Information Retrieval

T-Th 5:30-6:45pm
PHYS 201
Dr. Ian Soboroff
ian@cs.umbc.edu

This course is an introduction to the theory and implementation of software systems designed to search through large collections of text. Ever wonder how World-Wide Web search engines work? Ever wondered why they don't? You'll learn about it here. Information retrieval (IR) is one of the oldest branches of computer science, and has influenced nearly every aspect of computer usage: "search and replace" in a word processor, querying a card catalog, grep'ing through your source code, filtering the spam out of your email, searching the Web.

This course will have two main thrusts. The first is to cover the fundamentals of IR: retrieval models, search algorithms, and IR evaluation. The second is to give a taste of the implementation issues by having you write (a good chunk of) your own text search engine and test it out on a sample text collection. This will be a semester-long project, details TBA.

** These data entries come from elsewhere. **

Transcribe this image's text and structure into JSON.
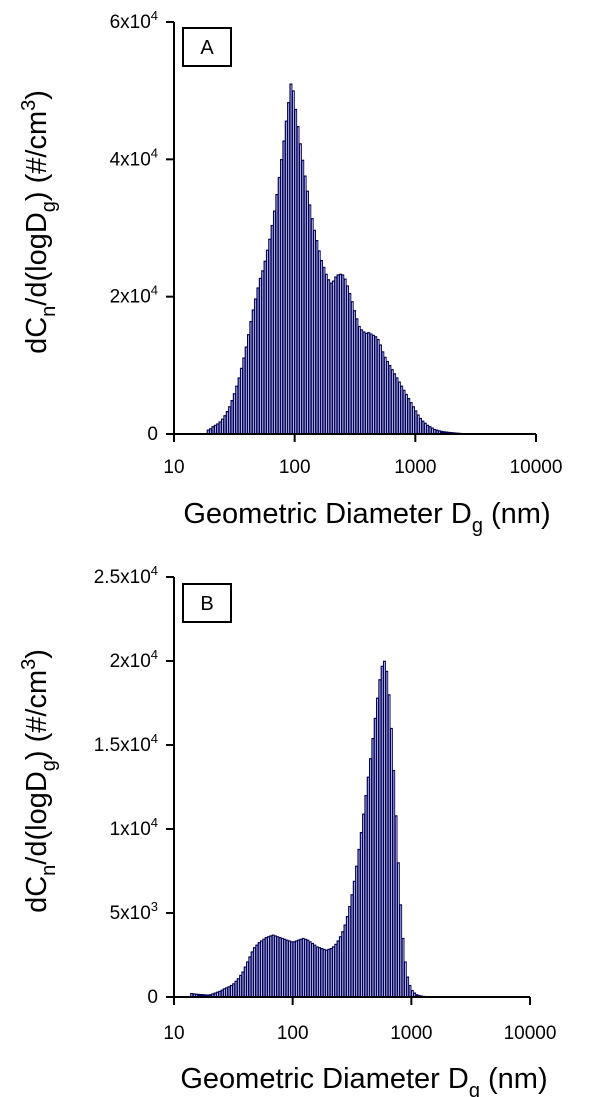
{
  "chart_data": [
    {
      "type": "bar",
      "panel_label": "A",
      "xscale": "log",
      "xlim": [
        10,
        10000
      ],
      "ylim": [
        0,
        60000
      ],
      "xticks": [
        {
          "v": 10,
          "label": "10"
        },
        {
          "v": 100,
          "label": "100"
        },
        {
          "v": 1000,
          "label": "1000"
        },
        {
          "v": 10000,
          "label": "10000"
        }
      ],
      "yticks": [
        {
          "v": 0,
          "base": "0",
          "exp": ""
        },
        {
          "v": 20000,
          "base": "2x10",
          "exp": "4"
        },
        {
          "v": 40000,
          "base": "4x10",
          "exp": "4"
        },
        {
          "v": 60000,
          "base": "6x10",
          "exp": "4"
        }
      ],
      "bar_color": "#000080",
      "bar_edge": "#00003a",
      "x": [
        19.2,
        20.1,
        21.0,
        22.0,
        23.0,
        24.1,
        25.2,
        26.4,
        27.6,
        28.9,
        30.2,
        31.6,
        33.1,
        34.6,
        36.2,
        37.9,
        39.6,
        41.4,
        43.3,
        45.3,
        47.4,
        49.6,
        51.9,
        54.3,
        56.8,
        59.4,
        62.1,
        65.0,
        68.0,
        71.1,
        74.4,
        77.8,
        81.4,
        85.1,
        89.0,
        93.1,
        97.4,
        101.9,
        106.6,
        111.5,
        116.6,
        122.0,
        127.6,
        133.5,
        139.6,
        146.0,
        152.7,
        159.7,
        167.1,
        174.8,
        182.8,
        191.2,
        200.0,
        209.2,
        218.8,
        228.9,
        239.4,
        250.4,
        261.9,
        273.9,
        286.5,
        299.7,
        313.5,
        327.9,
        343.0,
        358.8,
        375.3,
        392.6,
        410.6,
        429.5,
        449.2,
        469.9,
        491.5,
        514.1,
        537.7,
        562.4,
        588.3,
        615.3,
        643.6,
        673.2,
        704.2,
        736.6,
        770.5,
        805.9,
        843.0,
        881.7,
        922.3,
        964.7,
        1009.1,
        1055.5,
        1104.0,
        1154.8,
        1207.9,
        1263.5,
        1321.6,
        1382.4,
        1446.0,
        1512.5,
        1582.1,
        1654.8,
        1730.9,
        1810.5,
        1893.8,
        1980.9,
        2072.0,
        2167.3,
        2267.0,
        2371.3,
        2480.4,
        2594.5,
        2713.8,
        2838.6
      ],
      "values": [
        600,
        800,
        1100,
        1300,
        1500,
        1800,
        2200,
        2700,
        3300,
        4000,
        4900,
        5900,
        7000,
        8200,
        9600,
        11100,
        12700,
        14500,
        16400,
        18100,
        19700,
        21300,
        22700,
        23800,
        25200,
        26800,
        28400,
        30400,
        32500,
        34900,
        37400,
        40000,
        42700,
        45600,
        48300,
        51000,
        50000,
        47300,
        44800,
        42300,
        39900,
        37600,
        35400,
        33400,
        31400,
        29700,
        28200,
        26700,
        25300,
        24300,
        23300,
        22500,
        22000,
        22300,
        22900,
        23200,
        23300,
        23200,
        22600,
        21600,
        20500,
        19300,
        18000,
        16800,
        15700,
        15200,
        14900,
        14700,
        14800,
        14600,
        14400,
        14200,
        13800,
        13000,
        12000,
        11200,
        10600,
        10000,
        9400,
        8800,
        8200,
        7600,
        7000,
        6400,
        5800,
        5200,
        4600,
        4000,
        3400,
        2800,
        2300,
        1900,
        1600,
        1300,
        1100,
        900,
        700,
        600,
        500,
        420,
        360,
        320,
        280,
        240,
        210,
        180,
        150,
        120,
        100,
        80,
        60,
        50
      ],
      "xlabel": {
        "main": "Geometric Diameter D",
        "sub": "g",
        "tail": " (nm)"
      },
      "ylabel": {
        "p1": "dC",
        "s1": "n",
        "p2": "/d(logD",
        "s2": "g",
        "p3": ") (#/cm",
        "sup": "3",
        "p4": ")"
      }
    },
    {
      "type": "bar",
      "panel_label": "B",
      "xscale": "log",
      "xlim": [
        10,
        10000
      ],
      "ylim": [
        0,
        25000
      ],
      "xticks": [
        {
          "v": 10,
          "label": "10"
        },
        {
          "v": 100,
          "label": "100"
        },
        {
          "v": 1000,
          "label": "1000"
        },
        {
          "v": 10000,
          "label": "10000"
        }
      ],
      "yticks": [
        {
          "v": 0,
          "base": "0",
          "exp": ""
        },
        {
          "v": 5000,
          "base": "5x10",
          "exp": "3"
        },
        {
          "v": 10000,
          "base": "1x10",
          "exp": "4"
        },
        {
          "v": 15000,
          "base": "1.5x10",
          "exp": "4"
        },
        {
          "v": 20000,
          "base": "2x10",
          "exp": "4"
        },
        {
          "v": 25000,
          "base": "2.5x10",
          "exp": "4"
        }
      ],
      "bar_color": "#000080",
      "bar_edge": "#00003a",
      "x": [
        14.1,
        14.8,
        15.5,
        16.2,
        16.9,
        17.7,
        18.5,
        19.4,
        20.2,
        21.2,
        22.2,
        23.2,
        24.3,
        25.4,
        26.5,
        27.7,
        29.0,
        30.4,
        31.8,
        33.2,
        34.8,
        36.4,
        38.0,
        39.8,
        41.6,
        43.5,
        45.5,
        47.6,
        49.9,
        52.1,
        54.6,
        57.1,
        59.7,
        62.4,
        65.3,
        68.4,
        71.5,
        74.8,
        78.2,
        81.8,
        85.6,
        89.6,
        93.7,
        98.0,
        102.5,
        107.2,
        112.1,
        117.3,
        122.7,
        128.4,
        134.3,
        140.5,
        146.9,
        153.7,
        160.8,
        168.2,
        175.9,
        184.0,
        192.5,
        201.3,
        210.6,
        220.3,
        230.5,
        241.1,
        252.2,
        263.8,
        275.9,
        288.6,
        301.9,
        315.8,
        330.4,
        345.6,
        361.5,
        378.2,
        395.6,
        413.8,
        432.9,
        452.8,
        473.6,
        495.4,
        518.2,
        542.1,
        567.1,
        593.2,
        620.5,
        649.1,
        679.0,
        710.2,
        742.9,
        777.1,
        812.9,
        850.4,
        889.6,
        930.5,
        973.4,
        1018.2,
        1065.1,
        1114.1,
        1165.4,
        1219.1,
        1275.2,
        1333.9,
        1395.3,
        1459.6,
        1526.8,
        1597.1,
        1670.6,
        1747.6,
        1828.0
      ],
      "values": [
        220,
        200,
        180,
        170,
        160,
        150,
        140,
        130,
        150,
        200,
        250,
        300,
        350,
        420,
        500,
        560,
        620,
        700,
        800,
        950,
        1100,
        1300,
        1500,
        1800,
        2100,
        2400,
        2700,
        2950,
        3100,
        3250,
        3350,
        3450,
        3550,
        3600,
        3650,
        3700,
        3650,
        3600,
        3550,
        3500,
        3450,
        3400,
        3350,
        3300,
        3300,
        3350,
        3400,
        3450,
        3500,
        3450,
        3400,
        3300,
        3200,
        3100,
        3000,
        2950,
        2900,
        2850,
        2800,
        2850,
        2900,
        3000,
        3150,
        3350,
        3600,
        3900,
        4300,
        4800,
        5400,
        6100,
        6900,
        7800,
        8800,
        9800,
        10900,
        12000,
        13100,
        14200,
        15400,
        16600,
        17800,
        18900,
        19700,
        20000,
        19400,
        18000,
        16000,
        13500,
        10800,
        8000,
        5500,
        3500,
        2100,
        1200,
        700,
        400,
        250,
        150,
        100,
        70,
        50,
        40,
        30,
        20,
        15,
        10,
        8,
        6,
        5
      ],
      "xlabel": {
        "main": "Geometric Diameter D",
        "sub": "g",
        "tail": " (nm)"
      },
      "ylabel": {
        "p1": "dC",
        "s1": "n",
        "p2": "/d(logD",
        "s2": "g",
        "p3": ") (#/cm",
        "sup": "3",
        "p4": ")"
      }
    }
  ]
}
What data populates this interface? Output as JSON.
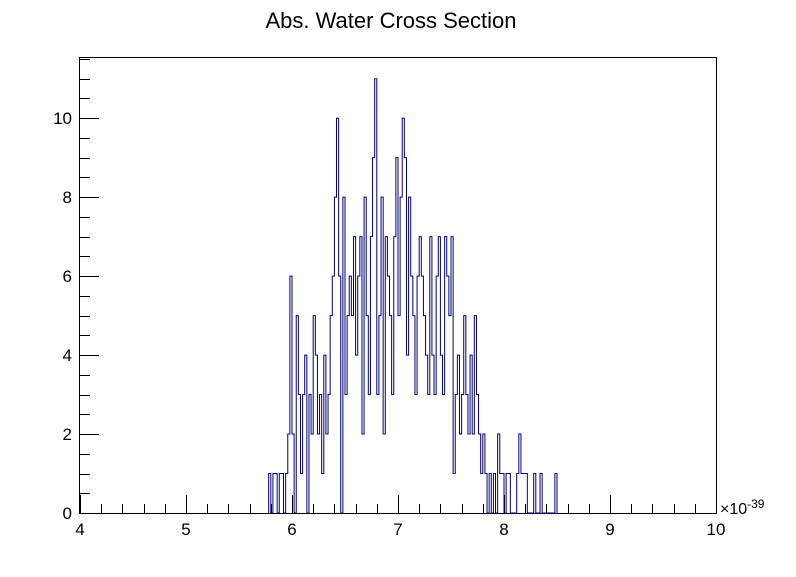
{
  "chart_data": {
    "type": "histogram",
    "title": "Abs. Water Cross Section",
    "xlabel": "",
    "ylabel": "",
    "x_multiplier_label": "×10",
    "x_multiplier_exponent": "-39",
    "xlim": [
      4,
      10
    ],
    "ylim": [
      0,
      11.55
    ],
    "x_ticks": [
      4,
      5,
      6,
      7,
      8,
      9,
      10
    ],
    "x_tick_labels": [
      "4",
      "5",
      "6",
      "7",
      "8",
      "9",
      "10"
    ],
    "y_ticks": [
      0,
      2,
      4,
      6,
      8,
      10
    ],
    "y_tick_labels": [
      "0",
      "2",
      "4",
      "6",
      "8",
      "10"
    ],
    "grid": false,
    "legend": "none",
    "line_color": "#000080",
    "bin_width": 0.02,
    "bin_start": 5.78,
    "values": [
      1,
      0,
      1,
      1,
      0,
      1,
      1,
      0,
      1,
      2,
      6,
      2,
      0,
      5,
      3,
      1,
      3,
      4,
      0,
      3,
      2,
      5,
      4,
      2,
      3,
      1,
      4,
      2,
      3,
      5,
      6,
      8,
      10,
      6,
      0,
      8,
      3,
      5,
      6,
      5,
      7,
      4,
      6,
      7,
      2,
      8,
      5,
      3,
      7,
      9,
      11,
      3,
      5,
      8,
      2,
      7,
      6,
      5,
      3,
      7,
      9,
      5,
      8,
      10,
      9,
      4,
      8,
      6,
      5,
      3,
      6,
      7,
      6,
      5,
      4,
      3,
      7,
      4,
      3,
      6,
      7,
      4,
      3,
      7,
      6,
      5,
      7,
      1,
      3,
      4,
      2,
      3,
      5,
      3,
      2,
      4,
      2,
      5,
      3,
      2,
      1,
      2,
      1,
      0,
      1,
      0,
      1,
      0,
      2,
      1,
      1,
      0,
      1,
      1,
      0,
      0,
      0,
      1,
      2,
      1,
      1,
      1,
      0,
      0,
      0,
      1,
      0,
      0,
      1,
      0,
      0,
      0,
      0,
      0,
      0,
      1
    ]
  }
}
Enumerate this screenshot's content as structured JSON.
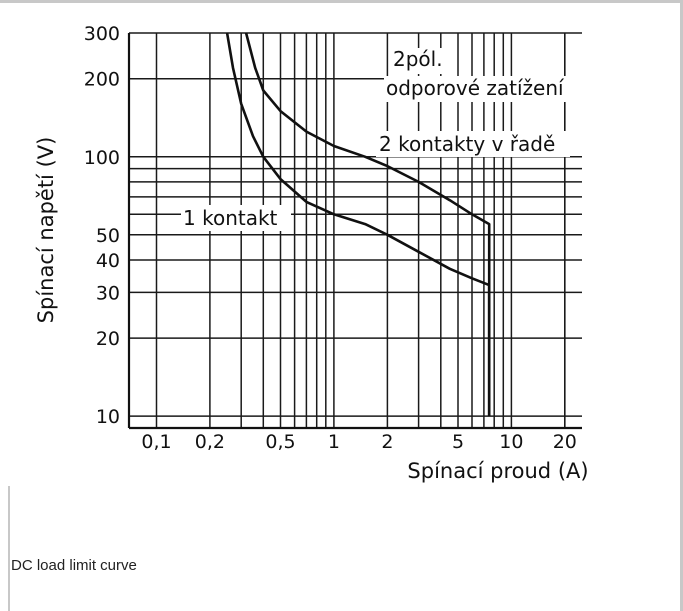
{
  "chart_data": {
    "type": "line",
    "xlabel": "Spínací proud (A)",
    "ylabel": "Spínací napětí (V)",
    "x_scale": "log",
    "y_scale": "log",
    "xlim": [
      0.07,
      25
    ],
    "ylim": [
      9,
      300
    ],
    "x_ticks": [
      {
        "value": 0.1,
        "label": "0,1"
      },
      {
        "value": 0.2,
        "label": "0,2"
      },
      {
        "value": 0.5,
        "label": "0,5"
      },
      {
        "value": 1,
        "label": "1"
      },
      {
        "value": 2,
        "label": "2"
      },
      {
        "value": 5,
        "label": "5"
      },
      {
        "value": 10,
        "label": "10"
      },
      {
        "value": 20,
        "label": "20"
      }
    ],
    "y_ticks": [
      {
        "value": 10,
        "label": "10"
      },
      {
        "value": 20,
        "label": "20"
      },
      {
        "value": 30,
        "label": "30"
      },
      {
        "value": 40,
        "label": "40"
      },
      {
        "value": 50,
        "label": "50"
      },
      {
        "value": 100,
        "label": "100"
      },
      {
        "value": 200,
        "label": "200"
      },
      {
        "value": 300,
        "label": "300"
      }
    ],
    "grid": true,
    "series": [
      {
        "name": "1 kontakt",
        "x": [
          0.25,
          0.27,
          0.3,
          0.35,
          0.4,
          0.5,
          0.7,
          1.0,
          1.5,
          2.0,
          3.0,
          4.5,
          6.0,
          7.5,
          7.5
        ],
        "y": [
          300,
          220,
          160,
          120,
          100,
          82,
          67,
          60,
          55,
          50,
          43,
          37,
          34,
          32,
          10
        ]
      },
      {
        "name": "2 kontakty v řadě",
        "x": [
          0.32,
          0.36,
          0.4,
          0.5,
          0.7,
          1.0,
          1.5,
          2.0,
          3.0,
          4.5,
          6.0,
          7.5,
          7.5
        ],
        "y": [
          300,
          220,
          180,
          150,
          125,
          110,
          100,
          92,
          80,
          68,
          60,
          55,
          10
        ]
      }
    ],
    "annotations": [
      "2pól.",
      "odporové zatížení",
      "2 kontakty v řadě",
      "1 kontakt"
    ]
  },
  "caption": "DC load limit curve"
}
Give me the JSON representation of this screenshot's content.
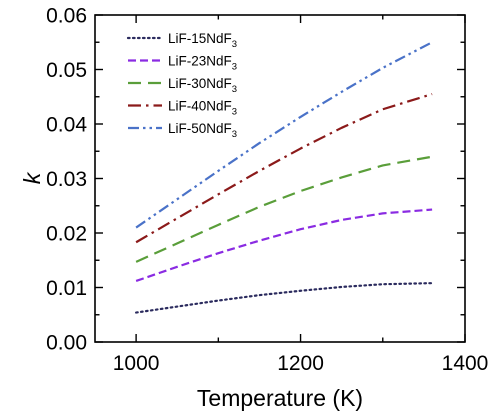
{
  "chart_data": {
    "type": "line",
    "title": "",
    "xlabel": "Temperature (K)",
    "ylabel": "k",
    "xlim": [
      950,
      1400
    ],
    "ylim": [
      0,
      0.06
    ],
    "xticks": [
      1000,
      1200,
      1400
    ],
    "xtick_labels": [
      "1000",
      "1200",
      "1400"
    ],
    "yticks": [
      0,
      0.01,
      0.02,
      0.03,
      0.04,
      0.05,
      0.06
    ],
    "ytick_labels": [
      "0.00",
      "0.01",
      "0.02",
      "0.03",
      "0.04",
      "0.05",
      "0.06"
    ],
    "grid": false,
    "legend_position": "top-left",
    "x": [
      1000,
      1050,
      1100,
      1150,
      1200,
      1250,
      1300,
      1360
    ],
    "series": [
      {
        "name": "LiF-15NdF3",
        "label_main": "LiF-15NdF",
        "label_sub": "3",
        "color": "#2b2b5e",
        "dash": "dot",
        "values": [
          0.0054,
          0.0065,
          0.0076,
          0.0086,
          0.0094,
          0.0101,
          0.0106,
          0.0108
        ]
      },
      {
        "name": "LiF-23NdF3",
        "label_main": "LiF-23NdF",
        "label_sub": "3",
        "color": "#8a2be2",
        "dash": "short-dash",
        "values": [
          0.0112,
          0.0138,
          0.0163,
          0.0186,
          0.0207,
          0.0224,
          0.0236,
          0.0243
        ]
      },
      {
        "name": "LiF-30NdF3",
        "label_main": "LiF-30NdF",
        "label_sub": "3",
        "color": "#5a9e3a",
        "dash": "long-dash",
        "values": [
          0.0147,
          0.0181,
          0.0215,
          0.0248,
          0.0277,
          0.0302,
          0.0324,
          0.034
        ]
      },
      {
        "name": "LiF-40NdF3",
        "label_main": "LiF-40NdF",
        "label_sub": "3",
        "color": "#8b1a1a",
        "dash": "dash-dot",
        "values": [
          0.0183,
          0.0227,
          0.0271,
          0.0314,
          0.0355,
          0.0393,
          0.0427,
          0.0455
        ]
      },
      {
        "name": "LiF-50NdF3",
        "label_main": "LiF-50NdF",
        "label_sub": "3",
        "color": "#4a72c8",
        "dash": "dash-dot-dot",
        "values": [
          0.021,
          0.0262,
          0.0314,
          0.0365,
          0.0413,
          0.0459,
          0.0503,
          0.055
        ]
      }
    ]
  }
}
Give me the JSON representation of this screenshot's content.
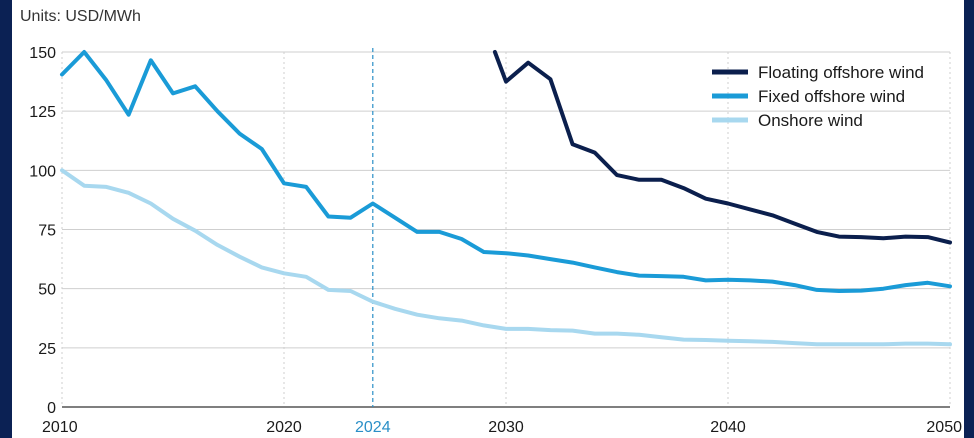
{
  "units_label": "Units: USD/MWh",
  "chart_data": {
    "type": "line",
    "title": "",
    "xlabel": "",
    "ylabel": "Units: USD/MWh",
    "xlim": [
      2010,
      2050
    ],
    "ylim": [
      0,
      150
    ],
    "x_ticks": [
      2010,
      2020,
      2030,
      2040,
      2050
    ],
    "y_ticks": [
      0,
      25,
      50,
      75,
      100,
      125,
      150
    ],
    "marker": {
      "x": 2024,
      "label": "2024",
      "color": "#2a8fc7"
    },
    "grid": {
      "vertical": "dotted",
      "horizontal": "solid"
    },
    "legend_position": "top-right",
    "series": [
      {
        "name": "Floating offshore wind",
        "color": "#0b1f4d",
        "points": [
          [
            2029.5,
            150
          ],
          [
            2030,
            137.5
          ],
          [
            2031,
            145.5
          ],
          [
            2032,
            138.5
          ],
          [
            2033,
            111
          ],
          [
            2034,
            107.5
          ],
          [
            2035,
            98
          ],
          [
            2036,
            96
          ],
          [
            2037,
            96
          ],
          [
            2038,
            92.5
          ],
          [
            2039,
            88
          ],
          [
            2040,
            86
          ],
          [
            2041,
            83.5
          ],
          [
            2042,
            81
          ],
          [
            2043,
            77.5
          ],
          [
            2044,
            74
          ],
          [
            2045,
            72
          ],
          [
            2046,
            71.8
          ],
          [
            2047,
            71.3
          ],
          [
            2048,
            72
          ],
          [
            2049,
            71.8
          ],
          [
            2050,
            69.5
          ]
        ]
      },
      {
        "name": "Fixed offshore wind",
        "color": "#1a9bd7",
        "points": [
          [
            2010,
            140.5
          ],
          [
            2011,
            150
          ],
          [
            2012,
            138
          ],
          [
            2013,
            123.5
          ],
          [
            2014,
            146.5
          ],
          [
            2015,
            132.5
          ],
          [
            2016,
            135.5
          ],
          [
            2017,
            125
          ],
          [
            2018,
            115.5
          ],
          [
            2019,
            109
          ],
          [
            2020,
            94.5
          ],
          [
            2021,
            93
          ],
          [
            2022,
            80.5
          ],
          [
            2023,
            80
          ],
          [
            2024,
            86
          ],
          [
            2025,
            80
          ],
          [
            2026,
            74
          ],
          [
            2027,
            74
          ],
          [
            2028,
            71
          ],
          [
            2029,
            65.5
          ],
          [
            2030,
            65
          ],
          [
            2031,
            64
          ],
          [
            2032,
            62.5
          ],
          [
            2033,
            61
          ],
          [
            2034,
            59
          ],
          [
            2035,
            57
          ],
          [
            2036,
            55.5
          ],
          [
            2037,
            55.3
          ],
          [
            2038,
            55
          ],
          [
            2039,
            53.5
          ],
          [
            2040,
            53.8
          ],
          [
            2041,
            53.5
          ],
          [
            2042,
            53
          ],
          [
            2043,
            51.5
          ],
          [
            2044,
            49.5
          ],
          [
            2045,
            49
          ],
          [
            2046,
            49.2
          ],
          [
            2047,
            50
          ],
          [
            2048,
            51.5
          ],
          [
            2049,
            52.5
          ],
          [
            2050,
            51
          ]
        ]
      },
      {
        "name": "Onshore wind",
        "color": "#a8d8ef",
        "points": [
          [
            2010,
            100
          ],
          [
            2011,
            93.5
          ],
          [
            2012,
            93
          ],
          [
            2013,
            90.5
          ],
          [
            2014,
            86
          ],
          [
            2015,
            79.5
          ],
          [
            2016,
            74.5
          ],
          [
            2017,
            68.5
          ],
          [
            2018,
            63.5
          ],
          [
            2019,
            59
          ],
          [
            2020,
            56.5
          ],
          [
            2021,
            55
          ],
          [
            2022,
            49.5
          ],
          [
            2023,
            49
          ],
          [
            2024,
            44.5
          ],
          [
            2025,
            41.5
          ],
          [
            2026,
            39
          ],
          [
            2027,
            37.5
          ],
          [
            2028,
            36.5
          ],
          [
            2029,
            34.5
          ],
          [
            2030,
            33
          ],
          [
            2031,
            33
          ],
          [
            2032,
            32.5
          ],
          [
            2033,
            32.3
          ],
          [
            2034,
            31
          ],
          [
            2035,
            31
          ],
          [
            2036,
            30.5
          ],
          [
            2037,
            29.5
          ],
          [
            2038,
            28.5
          ],
          [
            2039,
            28.3
          ],
          [
            2040,
            28
          ],
          [
            2041,
            27.8
          ],
          [
            2042,
            27.5
          ],
          [
            2043,
            27
          ],
          [
            2044,
            26.5
          ],
          [
            2045,
            26.5
          ],
          [
            2046,
            26.5
          ],
          [
            2047,
            26.5
          ],
          [
            2048,
            26.8
          ],
          [
            2049,
            26.8
          ],
          [
            2050,
            26.5
          ]
        ]
      }
    ]
  }
}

You will need to have taken the equivalent of CMSC 341 (Data Structures), and an algorithms course (441 or 641) is recommended. Linear algebra (MATH 221) and Statistics (STAT 355) are recommended but not required; they give background which will be helpful in understanding many IR concepts. Undergraduates will be expected to cover the basic material in the textbook and the programming project. Graduate students will also be expected to read additional papers (indicated in class), and implement something in their project from at least one of them.

News

11 Dec

Class on Thursday, 12/12 will go from 6-8pm. This is the time scheduled for a final exam, but we will use that time for class presentations.


5 Dec

Classes are cancelled today at UMBC, so today's presentations will take place on Tuesday, and Tuesday's presentations will take place next Thursday. See the presentation page for details.


8 Nov

We will have class on Tuesday night, 12 November. Dr. Scott Cost will be speaking on agent-based IR and the CARROT-II project.

The schedule of project presentations has been posted.

Both umbc-crawl-2 and the new Reuters Corpus rcv1 are now available under /data/nicholas2/ian


7 Nov

Homework 6, due on Thursday, Nov 14, is finally out and will be discussed in class tonight. Note that this homework involves the new umbc-crawl-2 collection!


22 Oct

Homework 5 is out and will be discussed in class tonight. On Thursday, Dr. Charles Nicholas will be giving a talk on latent semantic indexing.


17 Oct

Homework 4 and Phase III of the project will both be discussed this evening. HW4 is due on Tuesday, 22 October.


15 Oct

The syllabus has been rearranged. Some topics have been shuffled, and Phase III project proposals will be due 10/31.


24 Sep

Homework 3 is out, due Tuesday, 1 October.


19 Sep

Solutions for Homework 2 have been posted.


12 Sep

Homework 2 is out and is due on Tueday, 17 September.


11 Sep

Solutions for Homework 1 have been posted. There is a bug fix in my solution to question 4.


3 Sep

Homework 1 is out, and due next Tuesday, 10 Sep. I will go over the instructions in class tonight. I am planning to release phase 1 of the project on Thursday.

The permissions should now be set properly for you to access the collections in /data/nicholas2/ian. Please let me know if there are any problems.


27 Aug

The course is fully enrolled (with more than 30 students), and there is a hold list of at least 20 more students last I checked. Please come to the first class and speak with me if you are on the hold list.